Today, a phone and cable-funded "think tank" joined a chorus of others claiming that the Federal Communications Commission's efforts to provide common-sense oversight of Internet providers would kill jobs in America.
The path the FCC is considering is whether to "reclassify" Internet access services under a category - Title II - that would allow it to protect Net Neutrality and foster universal access to broadband. Both of these goals are priorities of President Obama's economic recovery plan.
The FCC wants to restore common-sense open Internet protections. Under the Bush administration, the FCC deregulated high-speed Internet providers by relinquishing its Title II authority. At the time, the agency claimed this shift would foster competition and drive down broadband prices for consumers. Instead, it unleashed a torrent of industry consolidation that raised prices, slowed broadband services and otherwise left the United States far behind in every international measure of Internet success.
This radical move undermined the long-held assumption that nondiscriminatory communications networks were essential to free speech, democratic participation and economic opportunity.
Now, just as the FCC is on the cusp of reasserting its Title II authority to fix past mistakes, along come a slew of "studies" that claim that doing so would scuttle efforts to put Americans back to work.
Citing speculative job losses, the Progressive Policy Institute (PPI) study, released today, calls for a two-year moratorium on all FCC efforts to restore the agency's role in safeguarding our Internet rights and spreading broadband adoption.
The study is part of a desperate strategy to spread fear and obscure the facts about Internet regulation, and pave the way for carrier control over online content.
What the study doesn't say is that PPI has received funding from AT&T, as well as from the Lynde & Harry Bradley Foundation. I'm sure you've heard of the former. The Bradley Foundation, for its part, funds a right-wing cabal of anti-Neutrality groups, including the American Enterprise Institute, The Heartland Institute, the Heritage Foundation and the Competitive Enterprise Institute.
The PPI study, like other industry-funded efforts that came before it, is completely void of any actual evidence connecting broadband reclassification to job losses.
The Politics of Fear-Mongering
"Policymakers should recognize this 'study' for what it is -- part of a transparent attempt by the biggest phone and cable companies to raise unfounded fears about job losses in an election season," says Free Press Research Director Derek Turner.
PPI's report assumes that if the FCC has basic oversight authority, it will lead to bad outcomes. But history tells a different story. When the Bell companies were subject to the full weight of Title II, they increased employment by 15 percent, according to their own SEC filings. But once the FCC began dismantling these pro-competitive rules through massive deregulation, these companies shed nearly 40 percent of their work force, even as their revenues increased and profits soared.

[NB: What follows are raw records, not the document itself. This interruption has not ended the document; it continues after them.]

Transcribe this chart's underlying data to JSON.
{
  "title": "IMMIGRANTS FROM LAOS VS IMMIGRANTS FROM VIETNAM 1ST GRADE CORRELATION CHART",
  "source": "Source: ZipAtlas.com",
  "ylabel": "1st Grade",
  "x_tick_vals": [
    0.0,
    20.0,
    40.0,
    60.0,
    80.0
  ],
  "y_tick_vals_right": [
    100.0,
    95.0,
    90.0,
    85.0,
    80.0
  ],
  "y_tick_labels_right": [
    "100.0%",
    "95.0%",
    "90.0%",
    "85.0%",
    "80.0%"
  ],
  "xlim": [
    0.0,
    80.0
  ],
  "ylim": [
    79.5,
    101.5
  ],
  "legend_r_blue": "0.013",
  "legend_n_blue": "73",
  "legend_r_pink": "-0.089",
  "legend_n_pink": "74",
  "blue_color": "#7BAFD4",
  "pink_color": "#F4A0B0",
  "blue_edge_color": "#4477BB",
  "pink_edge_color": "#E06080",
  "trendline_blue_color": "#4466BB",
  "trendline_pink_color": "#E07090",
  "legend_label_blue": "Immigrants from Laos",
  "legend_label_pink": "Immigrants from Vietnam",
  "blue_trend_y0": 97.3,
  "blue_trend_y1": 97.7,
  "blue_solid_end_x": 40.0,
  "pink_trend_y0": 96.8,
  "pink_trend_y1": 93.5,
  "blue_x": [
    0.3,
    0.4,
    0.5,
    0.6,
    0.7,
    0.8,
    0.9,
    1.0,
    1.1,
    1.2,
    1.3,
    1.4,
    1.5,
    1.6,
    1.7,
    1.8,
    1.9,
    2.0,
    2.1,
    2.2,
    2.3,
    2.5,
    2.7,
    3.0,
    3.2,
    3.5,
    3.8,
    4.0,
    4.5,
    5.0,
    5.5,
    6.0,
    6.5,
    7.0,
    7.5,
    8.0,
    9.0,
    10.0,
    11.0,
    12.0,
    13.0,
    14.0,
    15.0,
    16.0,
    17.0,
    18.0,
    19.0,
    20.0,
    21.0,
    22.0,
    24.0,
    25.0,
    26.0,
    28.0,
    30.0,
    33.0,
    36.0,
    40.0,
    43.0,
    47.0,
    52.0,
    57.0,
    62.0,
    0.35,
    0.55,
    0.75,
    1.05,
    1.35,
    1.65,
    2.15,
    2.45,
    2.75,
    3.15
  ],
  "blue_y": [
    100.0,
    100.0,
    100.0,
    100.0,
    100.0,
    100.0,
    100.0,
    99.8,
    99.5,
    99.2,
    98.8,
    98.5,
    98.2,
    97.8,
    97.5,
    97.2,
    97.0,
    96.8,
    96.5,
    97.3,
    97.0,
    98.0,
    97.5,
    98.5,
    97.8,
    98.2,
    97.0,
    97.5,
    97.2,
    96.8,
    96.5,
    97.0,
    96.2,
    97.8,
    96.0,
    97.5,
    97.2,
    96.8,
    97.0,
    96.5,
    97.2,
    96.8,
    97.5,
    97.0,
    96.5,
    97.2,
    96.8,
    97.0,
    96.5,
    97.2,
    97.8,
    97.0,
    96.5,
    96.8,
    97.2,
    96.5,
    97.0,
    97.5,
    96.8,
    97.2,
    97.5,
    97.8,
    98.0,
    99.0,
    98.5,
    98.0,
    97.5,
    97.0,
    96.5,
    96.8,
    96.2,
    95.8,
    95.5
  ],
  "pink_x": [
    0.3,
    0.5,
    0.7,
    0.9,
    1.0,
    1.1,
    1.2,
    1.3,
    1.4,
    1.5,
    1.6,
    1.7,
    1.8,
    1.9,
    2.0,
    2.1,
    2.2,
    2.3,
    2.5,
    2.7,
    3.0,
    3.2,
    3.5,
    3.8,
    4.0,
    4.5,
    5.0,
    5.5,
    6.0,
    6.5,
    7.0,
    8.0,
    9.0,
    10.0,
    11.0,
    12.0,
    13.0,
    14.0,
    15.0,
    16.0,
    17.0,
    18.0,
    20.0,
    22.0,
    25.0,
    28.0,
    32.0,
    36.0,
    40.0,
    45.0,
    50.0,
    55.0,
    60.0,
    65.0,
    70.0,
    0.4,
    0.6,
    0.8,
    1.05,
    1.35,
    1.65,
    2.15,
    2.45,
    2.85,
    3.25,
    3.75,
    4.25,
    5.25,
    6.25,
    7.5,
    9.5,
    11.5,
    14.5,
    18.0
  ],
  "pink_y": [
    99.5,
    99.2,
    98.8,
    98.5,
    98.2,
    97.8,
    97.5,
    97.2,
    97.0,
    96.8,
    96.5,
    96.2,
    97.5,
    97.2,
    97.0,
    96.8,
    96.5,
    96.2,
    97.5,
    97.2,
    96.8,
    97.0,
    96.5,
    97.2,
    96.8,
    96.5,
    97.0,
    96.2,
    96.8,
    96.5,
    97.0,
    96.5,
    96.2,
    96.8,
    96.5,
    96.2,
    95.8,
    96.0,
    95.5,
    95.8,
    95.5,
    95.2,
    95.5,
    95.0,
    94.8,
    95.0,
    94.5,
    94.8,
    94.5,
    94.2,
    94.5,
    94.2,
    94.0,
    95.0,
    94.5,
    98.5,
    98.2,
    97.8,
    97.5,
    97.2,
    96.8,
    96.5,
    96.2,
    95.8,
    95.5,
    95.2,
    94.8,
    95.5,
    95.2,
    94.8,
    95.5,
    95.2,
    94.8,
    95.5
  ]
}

AT&T and Verizon alone are responsible for tens of thousands of layoffs over the last two years. Verizon is accelerating its layoffs, while AT&T laid off 12,000 workers through 2009 and thousands more in 2010.
"Sadly, this pattern of ISPs destroying good jobs while reaping higher profits will likely continue with or without reclassification and Net Neutrality," Turner says.
Here's the rub: While the telecom companies are telling Washington that government oversight will freeze investment, they're telling Wall Street just the opposite.
Time Warner Cable COO Landel Hobbs told an investor conference, "Yes, we will continue to invest, yes, we will participate in the Notice of Inquiries and we will have an open, healthy dialogue with the FCC throughout the whole process."
Comcast Chairman and CEO Brian Roberts said, "The government is not a big worry." And a reporter from the investment newsletter SNL Kagan covering Roberts' remarks at an industry trade show wrote, "Given the potential impact of reclassification on broadband pricing, Roberts said he expects the industry to continue to invest, innovate and work through the government issues."
Verizon Wireless Chief Executive Lowell McAdam told the Wall Street Journal that the company has no plans to slow investment in its wireless broadband network as a result of the FCC's move.
In effect, the phone and cable business appears to be "recession-proof," even as these companies do nothing to prevent their hardworking employees from feeling the effects of the jobless recovery.
But the facts won't stop them from treating your leg like a fire hydrant.